Une partie de la ville de Lahore a été bouclée vendredi, ont constaté des journalistes de l’AFP. Des conteneurs de transport maritime, fréquemment utilisés au Pakistan pour bloquer la circulation en cas de manifestations, ont été placés dans des dizaines de points stratégiques de la ville, prêts à l’usage, a indiqué à l’AFP un responsable de police sous couvert d’anonymat.

Près de 8.000 policiers ont été déployés, selon le chef de la police Sajjad Hasan Man.

Malgré ces mesures, de nombreux partisans de M. Sharif se sont rendus à Lahore. « Nous allons à l’aéroport et si quelqu’un essaie de nous arrêter, nous sommes prêts à aller en prison », a déclaré l’un d’eux à l’AFP, Khurram Ehsan, 36 ans. « Nous pouvons dépasser nos limites pour notre chef ».

Nawaz Sharif avait été destitué par la Cour suprême de son poste de Premier ministre en juillet 2017 après des révélations sur de luxueux biens immobiliers détenus par sa famille via des holdings off-shore.

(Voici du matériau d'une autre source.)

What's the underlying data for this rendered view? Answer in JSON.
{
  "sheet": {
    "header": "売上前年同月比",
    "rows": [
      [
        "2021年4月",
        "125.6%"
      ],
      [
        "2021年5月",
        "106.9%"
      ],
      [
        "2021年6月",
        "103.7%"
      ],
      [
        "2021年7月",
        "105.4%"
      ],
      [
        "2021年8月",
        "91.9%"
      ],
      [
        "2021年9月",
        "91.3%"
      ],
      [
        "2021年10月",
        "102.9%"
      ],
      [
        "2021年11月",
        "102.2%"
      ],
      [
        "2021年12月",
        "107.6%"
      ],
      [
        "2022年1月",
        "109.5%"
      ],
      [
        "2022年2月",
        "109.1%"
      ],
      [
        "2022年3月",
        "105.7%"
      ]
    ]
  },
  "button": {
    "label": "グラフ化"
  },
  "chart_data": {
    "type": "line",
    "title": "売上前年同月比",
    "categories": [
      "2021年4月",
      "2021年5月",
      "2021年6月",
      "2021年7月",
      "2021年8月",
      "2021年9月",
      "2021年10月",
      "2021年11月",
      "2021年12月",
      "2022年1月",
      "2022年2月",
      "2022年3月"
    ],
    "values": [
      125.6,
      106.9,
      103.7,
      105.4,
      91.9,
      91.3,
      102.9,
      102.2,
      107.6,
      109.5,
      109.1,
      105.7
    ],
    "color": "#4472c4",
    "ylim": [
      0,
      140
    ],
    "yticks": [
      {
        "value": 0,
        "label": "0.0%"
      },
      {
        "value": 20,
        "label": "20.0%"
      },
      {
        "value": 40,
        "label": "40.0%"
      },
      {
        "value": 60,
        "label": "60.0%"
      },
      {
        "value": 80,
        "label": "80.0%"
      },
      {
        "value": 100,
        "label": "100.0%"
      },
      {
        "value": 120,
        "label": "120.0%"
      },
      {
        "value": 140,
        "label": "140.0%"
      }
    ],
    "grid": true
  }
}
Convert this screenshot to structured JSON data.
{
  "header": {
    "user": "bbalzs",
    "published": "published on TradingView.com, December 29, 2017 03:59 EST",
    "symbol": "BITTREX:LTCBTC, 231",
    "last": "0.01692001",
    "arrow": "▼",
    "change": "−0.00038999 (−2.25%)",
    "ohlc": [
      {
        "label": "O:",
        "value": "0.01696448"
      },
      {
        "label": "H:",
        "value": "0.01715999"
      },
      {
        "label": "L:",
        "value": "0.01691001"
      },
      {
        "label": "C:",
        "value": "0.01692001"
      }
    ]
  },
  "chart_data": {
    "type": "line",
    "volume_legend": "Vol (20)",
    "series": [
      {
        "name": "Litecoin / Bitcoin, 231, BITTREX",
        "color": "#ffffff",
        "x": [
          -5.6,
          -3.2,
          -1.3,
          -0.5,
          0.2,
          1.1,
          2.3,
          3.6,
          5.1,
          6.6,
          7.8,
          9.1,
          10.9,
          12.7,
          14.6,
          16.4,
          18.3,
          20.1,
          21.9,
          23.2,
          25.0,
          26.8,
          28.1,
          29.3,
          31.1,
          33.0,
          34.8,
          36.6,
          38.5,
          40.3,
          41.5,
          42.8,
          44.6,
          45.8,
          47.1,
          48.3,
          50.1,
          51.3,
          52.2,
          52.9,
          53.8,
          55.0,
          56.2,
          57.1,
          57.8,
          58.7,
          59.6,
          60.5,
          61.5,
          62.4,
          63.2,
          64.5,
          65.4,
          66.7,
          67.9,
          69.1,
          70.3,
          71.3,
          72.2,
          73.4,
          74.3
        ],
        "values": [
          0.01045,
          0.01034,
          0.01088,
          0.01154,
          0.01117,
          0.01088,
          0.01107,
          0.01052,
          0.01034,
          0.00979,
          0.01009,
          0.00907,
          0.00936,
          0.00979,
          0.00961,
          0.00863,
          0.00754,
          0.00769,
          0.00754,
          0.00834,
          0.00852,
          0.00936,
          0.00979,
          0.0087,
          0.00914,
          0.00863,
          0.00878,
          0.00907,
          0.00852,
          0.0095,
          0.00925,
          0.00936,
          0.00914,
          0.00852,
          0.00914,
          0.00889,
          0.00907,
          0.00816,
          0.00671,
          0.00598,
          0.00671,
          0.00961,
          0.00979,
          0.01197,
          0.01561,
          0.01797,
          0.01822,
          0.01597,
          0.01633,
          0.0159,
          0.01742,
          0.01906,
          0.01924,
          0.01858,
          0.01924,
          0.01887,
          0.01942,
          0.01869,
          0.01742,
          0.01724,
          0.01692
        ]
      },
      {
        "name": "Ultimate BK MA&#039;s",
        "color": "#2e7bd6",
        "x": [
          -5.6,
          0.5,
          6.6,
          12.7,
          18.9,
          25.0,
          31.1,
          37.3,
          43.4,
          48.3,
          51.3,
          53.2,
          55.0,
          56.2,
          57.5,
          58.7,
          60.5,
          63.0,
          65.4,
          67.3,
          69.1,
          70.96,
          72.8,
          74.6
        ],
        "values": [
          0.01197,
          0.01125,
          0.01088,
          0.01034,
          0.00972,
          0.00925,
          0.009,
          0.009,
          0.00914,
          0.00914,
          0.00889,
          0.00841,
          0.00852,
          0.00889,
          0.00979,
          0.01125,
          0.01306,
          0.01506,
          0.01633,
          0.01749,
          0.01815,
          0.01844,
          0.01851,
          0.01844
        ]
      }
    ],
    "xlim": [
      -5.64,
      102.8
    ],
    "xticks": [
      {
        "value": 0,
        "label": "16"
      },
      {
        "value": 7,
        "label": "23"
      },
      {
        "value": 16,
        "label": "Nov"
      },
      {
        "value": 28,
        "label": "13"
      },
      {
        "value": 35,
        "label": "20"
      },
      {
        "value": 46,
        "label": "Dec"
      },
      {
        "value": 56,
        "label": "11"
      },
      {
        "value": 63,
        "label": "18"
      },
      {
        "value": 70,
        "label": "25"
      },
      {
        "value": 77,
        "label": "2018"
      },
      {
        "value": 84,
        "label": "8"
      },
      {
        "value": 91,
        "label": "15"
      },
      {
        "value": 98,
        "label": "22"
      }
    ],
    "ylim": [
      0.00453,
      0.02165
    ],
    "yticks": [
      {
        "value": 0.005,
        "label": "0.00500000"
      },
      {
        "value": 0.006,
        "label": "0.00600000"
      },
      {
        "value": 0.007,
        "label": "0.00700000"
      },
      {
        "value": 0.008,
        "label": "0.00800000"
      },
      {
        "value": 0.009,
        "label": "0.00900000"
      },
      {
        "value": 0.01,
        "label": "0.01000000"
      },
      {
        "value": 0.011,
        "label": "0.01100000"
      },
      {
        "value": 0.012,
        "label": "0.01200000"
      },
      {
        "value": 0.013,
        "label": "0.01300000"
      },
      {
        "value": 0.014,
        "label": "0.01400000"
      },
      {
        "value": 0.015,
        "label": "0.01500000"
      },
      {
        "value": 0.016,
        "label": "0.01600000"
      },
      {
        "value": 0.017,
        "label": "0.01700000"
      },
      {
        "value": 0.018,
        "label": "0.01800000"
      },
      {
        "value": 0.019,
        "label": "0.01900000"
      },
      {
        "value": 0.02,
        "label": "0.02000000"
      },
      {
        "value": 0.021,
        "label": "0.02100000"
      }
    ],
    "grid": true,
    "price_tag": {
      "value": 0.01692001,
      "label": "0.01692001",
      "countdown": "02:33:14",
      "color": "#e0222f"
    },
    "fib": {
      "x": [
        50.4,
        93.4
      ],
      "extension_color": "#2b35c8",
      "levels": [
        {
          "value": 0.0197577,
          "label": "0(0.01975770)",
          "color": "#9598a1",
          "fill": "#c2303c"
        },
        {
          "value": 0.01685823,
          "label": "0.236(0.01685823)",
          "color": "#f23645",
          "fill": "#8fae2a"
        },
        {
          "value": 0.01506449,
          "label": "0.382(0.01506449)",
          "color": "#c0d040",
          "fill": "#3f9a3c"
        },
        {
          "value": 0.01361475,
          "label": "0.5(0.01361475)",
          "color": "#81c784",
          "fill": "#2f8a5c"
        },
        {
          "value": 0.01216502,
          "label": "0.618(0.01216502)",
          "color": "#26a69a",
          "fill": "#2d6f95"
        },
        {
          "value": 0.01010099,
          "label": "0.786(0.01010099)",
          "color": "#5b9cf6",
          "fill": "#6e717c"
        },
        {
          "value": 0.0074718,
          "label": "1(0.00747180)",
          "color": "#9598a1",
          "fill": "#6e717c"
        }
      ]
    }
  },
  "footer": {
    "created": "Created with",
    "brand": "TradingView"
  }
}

La justice pakistanaise lui a ensuite interdit de diriger son parti, puis de participer à tout scrutin à vie. Son clan nie toute malversation et affirme que Nawaz Sharif est victime d’une conspiration ourdie par la puissante armée pakistanaise.

L’analyste pakistanais Zahid Hussain note que la confrontation entre cette dernière et Nawaz Sharif dure depuis longtemps déjà.

Le retour de M. Sharif semble guidé par la volonté de sauver son parti, dont la campagne électorale est apparue désorganisée et peu efficace depuis son départ pour Londres à la mi-juin et dont l’avance dans les sondages a fondu.

« Il est clair que les perspectives du parti (au scrutin) seraient pires s’il n’était pas revenu », juge M. Hussain.

Le principal rival du PML-N au prochain scrutin sera le PTI, dirigé par l’ancien champion de cricket Imran Khan.

Dès avant la condamnation des Sharif, de nombreux observateurs s’inquiétaient du tour pris par la campagne électorale au Pakistan, où plusieurs cas d’enlèvements, pressions et menaces sur des médias et militants politiques ont été rapportés. Mise en cause, l’armée a démenti toute implication.

Une bombe cachée sur une moto a par ailleurs explosé vendredi au passage d’un candidat aux élections dans le nord-ouest du pays, tuant 4 personnes, selon la police. L’homme politique visé, Akram Khan Durrani, représentant d’une coalition de partis religieux, le MMA, a survécu à l’attaque.